Ricketyship picture Ricketyship · Jan 10, 2012 · Viewed 13.7k times · Source

I am using a REXML Ruby parser to parse an XML file. But on a 64 bit AIX box with 64 bit Ruby, I am getting the following error:

REXML::ParseException: #<REXML::ParseException: #<RegexpError: Stack overflow in 
regexp matcher: 
/^<((?>(?:[\w:][\-\w\d.]*:)?[\w:][\-\w\d.]*))\s*((?>\s+(?:[\w:][\-\w\d.]*:)?[\w:][\-\w\d.]*\s*=\s*(["']).*?\3)*)\s*(\/)?>/mu>

The call for the same is something like this:

REXML::Document.new(File.open(actual_file_name, "r"))

Does anyone have an idea regarding how to solve this issue?

Answer

Niklas B. picture Niklas B. · Jan 10, 2012

I've had several issues for REXML, it doesn't seem to be the most mature library.
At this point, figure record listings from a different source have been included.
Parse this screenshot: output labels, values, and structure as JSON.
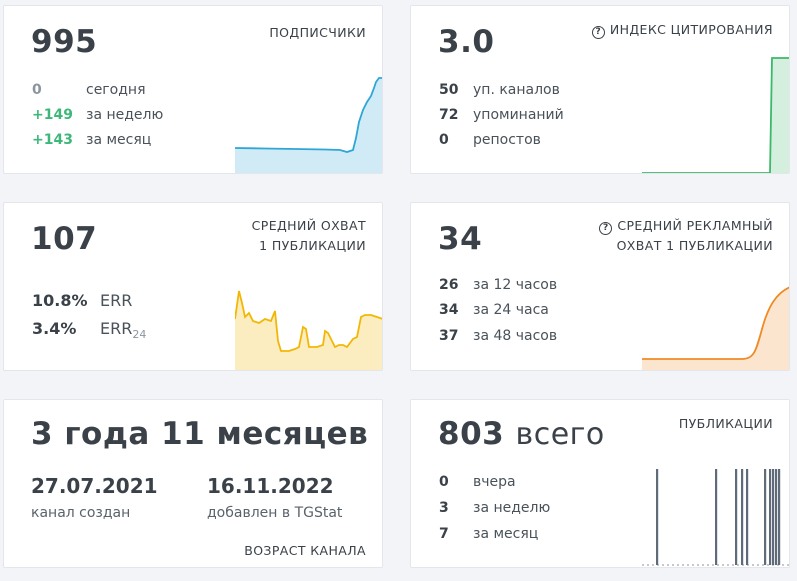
{
  "subscribers": {
    "value": "995",
    "label": "ПОДПИСЧИКИ",
    "rows": [
      {
        "num": "0",
        "text": "сегодня"
      },
      {
        "num": "+149",
        "text": "за неделю"
      },
      {
        "num": "+143",
        "text": "за месяц"
      }
    ],
    "color": "#2ea6d6"
  },
  "citation": {
    "value": "3.0",
    "label": "ИНДЕКС ЦИТИРОВАНИЯ",
    "info_icon": "info-icon",
    "rows": [
      {
        "num": "50",
        "text": "уп. каналов"
      },
      {
        "num": "72",
        "text": "упоминаний"
      },
      {
        "num": "0",
        "text": "репостов"
      }
    ],
    "color": "#3db86a"
  },
  "reach": {
    "value": "107",
    "label_line1": "СРЕДНИЙ ОХВАТ",
    "label_line2": "1 ПУБЛИКАЦИИ",
    "err_value": "10.8%",
    "err_label": "ERR",
    "err24_value": "3.4%",
    "err24_label": "ERR",
    "err24_sub": "24",
    "color": "#f2b705"
  },
  "ad_reach": {
    "value": "34",
    "label_line1": "СРЕДНИЙ РЕКЛАМНЫЙ",
    "label_line2": "ОХВАТ 1 ПУБЛИКАЦИИ",
    "info_icon": "info-icon",
    "rows": [
      {
        "num": "26",
        "text": "за 12 часов"
      },
      {
        "num": "34",
        "text": "за 24 часа"
      },
      {
        "num": "37",
        "text": "за 48 часов"
      }
    ],
    "color": "#f08a24"
  },
  "age": {
    "value": "3 года 11 месяцев",
    "created_date": "27.07.2021",
    "created_caption": "канал создан",
    "added_date": "16.11.2022",
    "added_caption": "добавлен в TGStat",
    "label": "ВОЗРАСТ КАНАЛА"
  },
  "posts": {
    "value": "803",
    "value_suffix": "всего",
    "label": "ПУБЛИКАЦИИ",
    "rows": [
      {
        "num": "0",
        "text": "вчера"
      },
      {
        "num": "3",
        "text": "за неделю"
      },
      {
        "num": "7",
        "text": "за месяц"
      }
    ],
    "color": "#5f6b78"
  }
}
Usually I use Nokogiri for Ruby XML parsing stuff, it should be faster and more stable than REXML. After installing it with sudo gem install nokogiri, you can use something like this to get a DOM instance:

doc = Nokogiri.XML(File.open(actual_file_name, 'rb'))
# => #<Nokogiri::XML::Document:0xf1de34 name="document" [...] >

The documentation on the official webpage is also much better than that of REXML, IMHO.